Akhirnya terjadi ketimpangan terkait seksualitas antara perempuan dan laki-laki.
"Kita tidak bisa mengharapkan semua orang siap untuk menerima perempuan yang terbuka membicarakan seksualitas mereka.
"Tapi ini adalah salah satu cara untuk menunjukkan bahwa sebenarnya perempuan menikmati seks, perempuan juga punya pengalaman seksual, perempuan sebenarnya bisa mencapai kenikmatan seksual secara mandiri," kata penulis buku Sebelum Perempuan Bercinta ini.
Sementara itu, menurut Zoya Amirin ini terjadi karena masih ada "cipratan" dari budaya patriarki di mana laki-laki ketika berbicara seks atau melakukan hubungan seks dengan perempuan-perempuan yang berbeda dianggap sebuah kewajaran.
Ia merujuk pada kasus video selebritas yang bocor satu dekade lalu di mana "perempuan yang ditiduri malah dikatain bintang porno".
Salah satu yang menjadi sorotan netizen dari sejumlah pembahasan perbincangan perempuan dalam program GirlClass Voox terkait dengan friend with benefits (FWB) - istilah yang sudah lama dikenal tentang gaya berhubungan di era kekinian.
Apa itu FWB?
Hubungan FWB secara umum diartikan sebagai hubungan seksual dengan teman tanpa ikatan emosional. Sulit untuk menelusuri awal mula ungkapan FWB ini, tapi istilah ini sering diungkapkan publik dalam beberapa dekade belakangan ini.
Istilah FWB ini juga terdapat dalam lirik lagu Alanis Morissette berjudul "Head over Feet" (1995-1996). Salah satu liriknya adalah "you're my best friend, best friend with benefits."
Selain dari lagu ini, film komedi romantis bertajuk "Friend With Benefits" juga pernah dirilis pada 2011 dengan bintang film Justin Timberlake dan Mila Kunis.
Namun, dalam pelbagai kajian psikologi, FWB dianggap sebagai gaya hubungan baru kasual yang mencampur aspek persahabatan dan fisik secara intim (Owen&Fincham, 2011).
FWB juga ditandai dengan adanya keintiman seksual, keberlanjutan persahabatan, dan kesepakatan mereka yang terlibat di dalamnya untuk menghindari perasaan atau hubungan resmi.
"Ini adalah bentuk relationship yang kasual (bukan jangka panjang,) tidak ekslusif berkomitmen, di mana keduanya memiliki kesepakatan yang mutual dan juga konsensual, bahwa persahabatan ini akan ada seksnya, tapi tidak ekslusif antara dua orang terlibat di sini, dan dua-duanya sama-sama tahu," kata seksolog klinis, Zoya Amirin.
Di Indonesia, istilah ini berkembang di masyarakat dengan sebutan teman tapi mesra (TTM), atau hubungan tanpa status (HTS).

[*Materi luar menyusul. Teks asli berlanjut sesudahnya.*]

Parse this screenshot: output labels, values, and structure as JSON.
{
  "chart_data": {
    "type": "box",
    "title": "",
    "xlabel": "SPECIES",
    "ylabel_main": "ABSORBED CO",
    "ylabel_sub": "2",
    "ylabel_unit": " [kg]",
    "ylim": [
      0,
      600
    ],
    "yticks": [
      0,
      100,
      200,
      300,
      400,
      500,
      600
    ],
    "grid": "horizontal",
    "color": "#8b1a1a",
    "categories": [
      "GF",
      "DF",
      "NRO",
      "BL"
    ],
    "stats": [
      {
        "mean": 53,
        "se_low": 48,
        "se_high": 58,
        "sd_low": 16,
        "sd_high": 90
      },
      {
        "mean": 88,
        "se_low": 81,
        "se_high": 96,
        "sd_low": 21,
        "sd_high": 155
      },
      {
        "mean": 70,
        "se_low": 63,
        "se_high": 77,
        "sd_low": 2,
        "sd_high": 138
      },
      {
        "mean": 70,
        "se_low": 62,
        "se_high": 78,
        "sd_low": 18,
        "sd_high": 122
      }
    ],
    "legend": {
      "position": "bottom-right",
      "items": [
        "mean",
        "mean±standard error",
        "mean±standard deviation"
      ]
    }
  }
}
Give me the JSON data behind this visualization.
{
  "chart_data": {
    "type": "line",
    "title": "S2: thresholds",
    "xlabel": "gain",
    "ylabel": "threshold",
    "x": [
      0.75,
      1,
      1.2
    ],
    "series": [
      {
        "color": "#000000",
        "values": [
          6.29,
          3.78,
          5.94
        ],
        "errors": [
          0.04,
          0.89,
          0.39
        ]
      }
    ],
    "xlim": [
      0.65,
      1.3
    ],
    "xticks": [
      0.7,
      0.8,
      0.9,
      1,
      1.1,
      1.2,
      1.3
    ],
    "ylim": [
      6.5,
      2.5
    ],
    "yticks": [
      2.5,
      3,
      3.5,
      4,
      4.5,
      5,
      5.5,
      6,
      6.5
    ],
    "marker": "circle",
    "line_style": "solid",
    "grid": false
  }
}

Kenapa hubungan FWB bisa ada?
Hubungan seks konsensual tanpa komitmen jangka panjang dipengaruhi budaya hookup, atau dorongan melakukan hubungan seks secara bebas. Di Indonesia, hal ini merupakan sesuatu yang tabu.

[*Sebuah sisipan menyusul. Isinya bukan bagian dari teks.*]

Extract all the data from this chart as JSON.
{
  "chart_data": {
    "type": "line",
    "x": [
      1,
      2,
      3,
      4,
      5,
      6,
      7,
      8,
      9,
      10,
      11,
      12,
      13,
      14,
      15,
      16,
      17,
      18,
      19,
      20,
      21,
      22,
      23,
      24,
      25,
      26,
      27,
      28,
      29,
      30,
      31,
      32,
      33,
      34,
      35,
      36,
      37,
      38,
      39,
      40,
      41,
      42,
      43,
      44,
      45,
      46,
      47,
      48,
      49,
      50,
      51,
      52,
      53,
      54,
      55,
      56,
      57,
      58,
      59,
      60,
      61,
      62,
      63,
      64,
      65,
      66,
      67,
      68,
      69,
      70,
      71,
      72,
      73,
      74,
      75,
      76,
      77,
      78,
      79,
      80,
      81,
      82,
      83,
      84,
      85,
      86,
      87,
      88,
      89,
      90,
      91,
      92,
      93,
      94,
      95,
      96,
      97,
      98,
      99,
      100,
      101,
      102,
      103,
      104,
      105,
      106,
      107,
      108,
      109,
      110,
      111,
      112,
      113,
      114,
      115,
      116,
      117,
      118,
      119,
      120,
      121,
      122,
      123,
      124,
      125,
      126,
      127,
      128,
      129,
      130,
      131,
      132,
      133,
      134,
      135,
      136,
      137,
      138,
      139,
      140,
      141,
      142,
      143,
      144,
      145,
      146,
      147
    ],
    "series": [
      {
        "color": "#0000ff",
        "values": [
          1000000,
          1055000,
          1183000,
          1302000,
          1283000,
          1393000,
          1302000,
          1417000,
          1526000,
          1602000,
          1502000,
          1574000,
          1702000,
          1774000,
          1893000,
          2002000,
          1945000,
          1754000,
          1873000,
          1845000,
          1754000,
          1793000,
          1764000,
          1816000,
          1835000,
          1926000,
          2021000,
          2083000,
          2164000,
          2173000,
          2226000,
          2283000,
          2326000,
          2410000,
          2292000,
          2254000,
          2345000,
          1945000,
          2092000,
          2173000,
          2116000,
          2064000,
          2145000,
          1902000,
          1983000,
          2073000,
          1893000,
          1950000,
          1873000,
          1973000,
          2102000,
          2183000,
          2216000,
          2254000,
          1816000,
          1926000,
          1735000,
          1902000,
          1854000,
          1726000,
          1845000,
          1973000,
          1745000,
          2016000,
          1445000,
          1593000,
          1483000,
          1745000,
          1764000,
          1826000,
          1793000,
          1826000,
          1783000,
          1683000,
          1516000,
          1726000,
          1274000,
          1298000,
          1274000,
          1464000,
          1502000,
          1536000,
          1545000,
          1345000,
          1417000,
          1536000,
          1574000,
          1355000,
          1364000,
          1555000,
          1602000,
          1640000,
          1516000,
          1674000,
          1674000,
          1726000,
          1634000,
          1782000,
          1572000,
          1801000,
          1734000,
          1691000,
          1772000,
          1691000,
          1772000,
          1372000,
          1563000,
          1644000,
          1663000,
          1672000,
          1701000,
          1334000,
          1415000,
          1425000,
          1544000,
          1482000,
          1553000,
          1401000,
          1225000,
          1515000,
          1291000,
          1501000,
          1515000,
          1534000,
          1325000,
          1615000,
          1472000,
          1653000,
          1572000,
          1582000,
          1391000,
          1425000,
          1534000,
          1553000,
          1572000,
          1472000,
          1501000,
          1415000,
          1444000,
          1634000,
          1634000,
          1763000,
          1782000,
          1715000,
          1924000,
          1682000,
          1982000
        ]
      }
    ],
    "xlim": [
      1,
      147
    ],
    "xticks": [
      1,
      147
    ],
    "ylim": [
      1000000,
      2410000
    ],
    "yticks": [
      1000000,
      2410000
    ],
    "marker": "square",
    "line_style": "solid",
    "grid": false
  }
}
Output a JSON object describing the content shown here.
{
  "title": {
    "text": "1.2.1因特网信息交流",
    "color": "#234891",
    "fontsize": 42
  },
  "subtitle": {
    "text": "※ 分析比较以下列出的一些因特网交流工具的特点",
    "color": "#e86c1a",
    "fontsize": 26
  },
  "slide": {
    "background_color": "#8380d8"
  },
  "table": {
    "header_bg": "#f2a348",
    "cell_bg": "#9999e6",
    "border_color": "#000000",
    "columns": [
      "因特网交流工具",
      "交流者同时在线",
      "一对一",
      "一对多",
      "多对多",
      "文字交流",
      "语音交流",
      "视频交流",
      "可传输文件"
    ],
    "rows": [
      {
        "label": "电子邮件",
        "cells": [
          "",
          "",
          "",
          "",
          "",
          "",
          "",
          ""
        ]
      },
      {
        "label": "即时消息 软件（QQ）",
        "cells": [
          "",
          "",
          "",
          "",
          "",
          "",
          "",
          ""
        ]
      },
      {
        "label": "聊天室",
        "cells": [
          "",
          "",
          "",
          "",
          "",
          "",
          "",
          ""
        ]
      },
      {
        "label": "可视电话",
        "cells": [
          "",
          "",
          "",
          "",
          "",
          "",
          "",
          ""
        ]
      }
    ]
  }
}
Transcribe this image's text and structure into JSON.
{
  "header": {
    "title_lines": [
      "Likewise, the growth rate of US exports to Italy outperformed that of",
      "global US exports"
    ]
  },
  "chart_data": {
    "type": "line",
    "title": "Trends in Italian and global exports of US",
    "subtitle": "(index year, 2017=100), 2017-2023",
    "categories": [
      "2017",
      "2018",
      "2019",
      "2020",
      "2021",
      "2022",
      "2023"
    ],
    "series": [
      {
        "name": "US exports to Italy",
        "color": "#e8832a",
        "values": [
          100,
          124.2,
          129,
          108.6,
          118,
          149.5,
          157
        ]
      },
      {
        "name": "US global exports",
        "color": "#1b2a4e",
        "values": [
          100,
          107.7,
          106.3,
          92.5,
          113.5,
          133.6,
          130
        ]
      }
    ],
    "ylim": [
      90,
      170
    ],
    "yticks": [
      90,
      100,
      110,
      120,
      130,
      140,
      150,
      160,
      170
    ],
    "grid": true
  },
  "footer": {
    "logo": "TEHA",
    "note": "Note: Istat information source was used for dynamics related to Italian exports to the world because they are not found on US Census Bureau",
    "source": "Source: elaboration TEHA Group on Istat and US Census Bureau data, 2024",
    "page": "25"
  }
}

Bagi Zoya, ini bukanlah "budaya Barat", tapi fenomena yang ada karena pengaruh perkembangan teknologi melalui aplikasi atau pun situs kencan.
"Sekarang milih pasangan lewat online dating," katanya.
Dengan adanya aplikasi kencan ini orang-orang mendapat pilihan untuk mencari tahu hubungan seperti apa yang mereka inginkan; mulai dari hubungan resmi sampai sekadar kencan satu malam atau FWB selama terikat dengan konsensual.
"Ini (teknologi) bukan alat yang mengontrol kita, tapi kita yang atur. Untuk memilih," kata Zoya.
Apakah FWB punya risiko?
FWB tetap memiliki risiko terhadap kesehatan, kata Zoya. Risiko FWB antara lain infeksi menular sekusal, berisiko terhadap HIV/AIDS, dan berisiko terhadap kehamilan yang tidak diinginkan.
"Itu besar sekali potensinya," tambah dosen di Fakultas Psikologi Universitas Indonesia ini.
Selain itu, antara orang yang terlibat dalam FWB bisa terbawa emosi meskipun hal ini "Bisa didiskusikan. Bisa dinegosiasikan."
Namun, Zoya menekankan FWB harus dilandasi keputusan secara matang dan dilakukan secara dewasa. "Menguntungkannya kalau mereka benar-benar tahu apa yang mereka mau," katanya.